The Clinton error reduction plan: Key points
The Clinton error reduction plan: Key points
In addition to its controversial mandatory error reporting provision, President Clinton’s medical error reduction plan includes the following proposals:
• Establishing a new $20 million Center for Quality Improvement in Patient Safety, designed to develop national quality improvement goals, issue an annual report on the state of patient safety, and translate its research findings into better practices and policies for the health care industry.
• Forcing all hospitals that participate in Medicare’s Prospective Payment System to have or institute patient safety programs to prevent medical errors. "These new systems save lives, and over time of course, also save money," Clinton noted.

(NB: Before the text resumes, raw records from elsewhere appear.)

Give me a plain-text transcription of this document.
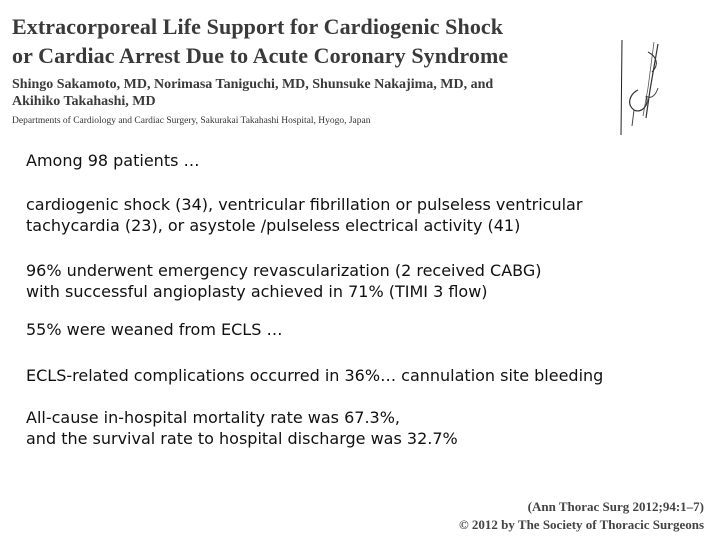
Extracorporeal Life Support for Cardiogenic Shock
or Cardiac Arrest Due to Acute Coronary Syndrome
Shingo Sakamoto, MD, Norimasa Taniguchi, MD, Shunsuke Nakajima, MD, and
Akihiko Takahashi, MD
Departments of Cardiology and Cardiac Surgery, Sakurakai Takahashi Hospital, Hyogo, Japan
Among 98 patients …
cardiogenic shock (34), ventricular fibrillation or pulseless ventricular
tachycardia (23), or asystole /pulseless electrical activity (41)
96% underwent emergency revascularization (2 received CABG)
with successful angioplasty achieved in 71% (TIMI 3 flow)
55% were weaned from ECLS …
ECLS-related complications occurred in 36%… cannulation site bleeding
All-cause in-hospital mortality rate was 67.3%,
and the survival rate to hospital discharge was 32.7%
(Ann Thorac Surg 2012;94:1–7)
© 2012 by The Society of Thoracic Surgeons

• Working with the National Quality Forum, a public-private group of health care experts, to develop a set of patient safety measurements that would "lay the foundation for a uniform system of reporting errors."
• Supporting legislation designed to protect provider and patient confidentiality, as long as it doesn’t "undermine individual rights to remedies." Clinton said, "People should have access to information about a preventable medical error that causes serious injury or death of a family member, and providers should have protections to encourage reporting and prevent mistakes from happening again."
• Charging the Food and Drug Administra-tion to develop new standards to prevent medication errors caused by misleading packaging of drugs or sound-alike drug names. The administration also plans to develop new label standards that highlight common drug interactions and dosage errors.